“Don’t you think he looked something,—not very much, of co’se,—but don’t you think he had a little faux-air of Montéclin?”

“I think he looked strikingly like Montéclin,” asserted Gouvernail, with the one idea of prolonging the conversation. “I meant to call your attention to the resemblance, and something drove it out of my head.”

“The same with me,” returned Athénaïse. “Ah, my dear Montéclin! I wonder w’at he is doing now?”

“Did you receive any news, any letter from him to-day?” asked Gouvernail, determined that if the conversation ceased it should not be through lack of effort on his part to sustain it.

“Not to-day, but yesterday. He tells me that maman was so distracted with uneasiness that finally, to pacify her, he was fo’ced to confess that he knew w’ere I was, but that he was boun’ by a vow of secrecy not to reveal it. But Cazeau has not noticed him or spoken to him since he threaten’ to throw po’ Montéclin in Cane river. You know Cazeau wrote me a letter the morning I lef’, thinking I had gone to the rigolet. An’ maman opened it, an’ said it was full of the mos’ noble sentiments, an’ she wanted Montéclin to sen’ it to me; but Montéclin refuse’ poin’ blank, so he wrote to me.”
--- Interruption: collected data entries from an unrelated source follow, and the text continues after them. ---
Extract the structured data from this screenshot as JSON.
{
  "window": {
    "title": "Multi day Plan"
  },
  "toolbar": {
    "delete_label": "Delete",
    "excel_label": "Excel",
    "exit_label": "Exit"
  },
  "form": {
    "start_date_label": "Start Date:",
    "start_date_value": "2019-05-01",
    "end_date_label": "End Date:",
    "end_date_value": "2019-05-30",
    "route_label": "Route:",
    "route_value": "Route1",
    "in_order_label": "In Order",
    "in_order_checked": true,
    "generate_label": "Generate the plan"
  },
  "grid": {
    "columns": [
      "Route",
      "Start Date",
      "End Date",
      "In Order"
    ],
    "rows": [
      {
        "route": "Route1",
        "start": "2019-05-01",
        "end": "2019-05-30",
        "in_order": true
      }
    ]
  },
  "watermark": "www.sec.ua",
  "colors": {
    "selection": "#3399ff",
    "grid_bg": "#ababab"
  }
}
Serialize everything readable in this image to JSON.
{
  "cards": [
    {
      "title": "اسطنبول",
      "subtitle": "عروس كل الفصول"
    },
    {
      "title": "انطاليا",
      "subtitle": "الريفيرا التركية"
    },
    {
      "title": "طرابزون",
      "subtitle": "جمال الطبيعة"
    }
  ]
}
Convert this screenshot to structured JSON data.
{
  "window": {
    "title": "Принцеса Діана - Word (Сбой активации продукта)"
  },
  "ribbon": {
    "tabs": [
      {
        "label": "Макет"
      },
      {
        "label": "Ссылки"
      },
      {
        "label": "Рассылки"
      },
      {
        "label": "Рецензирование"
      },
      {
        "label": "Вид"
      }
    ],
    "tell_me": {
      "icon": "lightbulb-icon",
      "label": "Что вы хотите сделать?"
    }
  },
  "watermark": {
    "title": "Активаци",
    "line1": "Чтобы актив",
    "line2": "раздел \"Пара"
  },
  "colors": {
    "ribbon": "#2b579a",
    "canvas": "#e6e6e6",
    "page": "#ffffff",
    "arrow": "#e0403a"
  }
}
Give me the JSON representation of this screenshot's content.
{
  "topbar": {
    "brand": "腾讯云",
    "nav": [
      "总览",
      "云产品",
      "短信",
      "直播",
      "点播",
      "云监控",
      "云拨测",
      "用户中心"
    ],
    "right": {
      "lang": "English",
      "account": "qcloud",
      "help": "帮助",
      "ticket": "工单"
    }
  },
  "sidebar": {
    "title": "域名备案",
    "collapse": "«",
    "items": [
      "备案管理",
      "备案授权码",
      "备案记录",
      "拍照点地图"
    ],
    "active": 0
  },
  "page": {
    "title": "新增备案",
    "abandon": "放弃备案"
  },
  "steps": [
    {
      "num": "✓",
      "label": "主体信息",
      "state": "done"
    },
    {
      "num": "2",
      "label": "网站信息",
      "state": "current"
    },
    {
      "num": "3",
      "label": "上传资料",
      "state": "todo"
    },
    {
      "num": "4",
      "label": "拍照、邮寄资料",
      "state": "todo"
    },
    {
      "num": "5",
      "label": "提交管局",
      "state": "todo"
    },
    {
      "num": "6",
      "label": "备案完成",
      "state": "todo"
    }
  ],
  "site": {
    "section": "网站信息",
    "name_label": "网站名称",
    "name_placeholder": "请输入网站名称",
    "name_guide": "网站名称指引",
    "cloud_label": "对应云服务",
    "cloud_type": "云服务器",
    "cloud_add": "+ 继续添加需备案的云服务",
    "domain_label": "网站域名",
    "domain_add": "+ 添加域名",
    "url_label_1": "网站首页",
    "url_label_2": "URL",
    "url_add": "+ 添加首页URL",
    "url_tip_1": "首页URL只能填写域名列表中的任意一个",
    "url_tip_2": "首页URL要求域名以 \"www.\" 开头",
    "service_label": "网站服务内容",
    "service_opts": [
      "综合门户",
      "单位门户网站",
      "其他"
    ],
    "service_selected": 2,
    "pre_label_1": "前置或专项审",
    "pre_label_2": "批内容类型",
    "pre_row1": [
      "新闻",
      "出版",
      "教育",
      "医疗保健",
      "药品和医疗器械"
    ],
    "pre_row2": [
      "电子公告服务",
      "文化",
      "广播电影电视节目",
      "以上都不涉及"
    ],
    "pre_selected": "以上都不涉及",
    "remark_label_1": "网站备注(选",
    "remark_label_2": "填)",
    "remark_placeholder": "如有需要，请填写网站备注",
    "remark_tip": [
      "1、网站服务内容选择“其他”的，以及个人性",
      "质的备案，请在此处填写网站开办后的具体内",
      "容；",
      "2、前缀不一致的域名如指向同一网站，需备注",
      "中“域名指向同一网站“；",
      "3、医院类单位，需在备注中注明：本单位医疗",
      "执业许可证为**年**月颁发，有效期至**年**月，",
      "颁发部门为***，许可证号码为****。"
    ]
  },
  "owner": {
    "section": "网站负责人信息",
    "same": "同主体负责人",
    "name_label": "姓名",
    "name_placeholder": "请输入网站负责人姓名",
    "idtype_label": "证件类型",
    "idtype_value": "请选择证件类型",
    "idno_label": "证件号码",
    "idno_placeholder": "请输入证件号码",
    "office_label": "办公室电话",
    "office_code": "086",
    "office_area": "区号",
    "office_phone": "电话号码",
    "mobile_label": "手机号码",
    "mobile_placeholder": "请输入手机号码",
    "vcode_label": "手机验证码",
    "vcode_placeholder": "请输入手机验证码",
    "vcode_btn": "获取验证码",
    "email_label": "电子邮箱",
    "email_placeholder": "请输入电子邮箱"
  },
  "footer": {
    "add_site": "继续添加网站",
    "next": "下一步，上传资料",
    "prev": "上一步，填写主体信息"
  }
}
Gouvernail preferred to talk of Montéclin. He pictured Cazeau as unbearable, and did not like to think of him.

A little later Athénaïse called out, “Good-night, Mr. Gouvernail.”

“Good-night,” he returned reluctantly. And when he thought that she was sleeping, he got up and went away to the midnight pandemonium of his newspaper office.

IX.

Athénaïse could not have held out through the month had it not been for Gouvernail. With the need of caution and secrecy always uppermost in her mind, she made no new acquaintances, and she did not seek out persons already known to her; however, she knew so few, it required little effort to keep out of their way. As for Sylvie, almost every moment of her time was occupied in looking after her house; and, moreover, her deferential attitude towards her lodgers forbade anything like the gossipy chats in which Athénaïse might have condescended sometimes to indulge with her landlady. The transient lodgers, who came and went, she never had occasion to meet. Hence she was entirely dependent upon Gouvernail for company.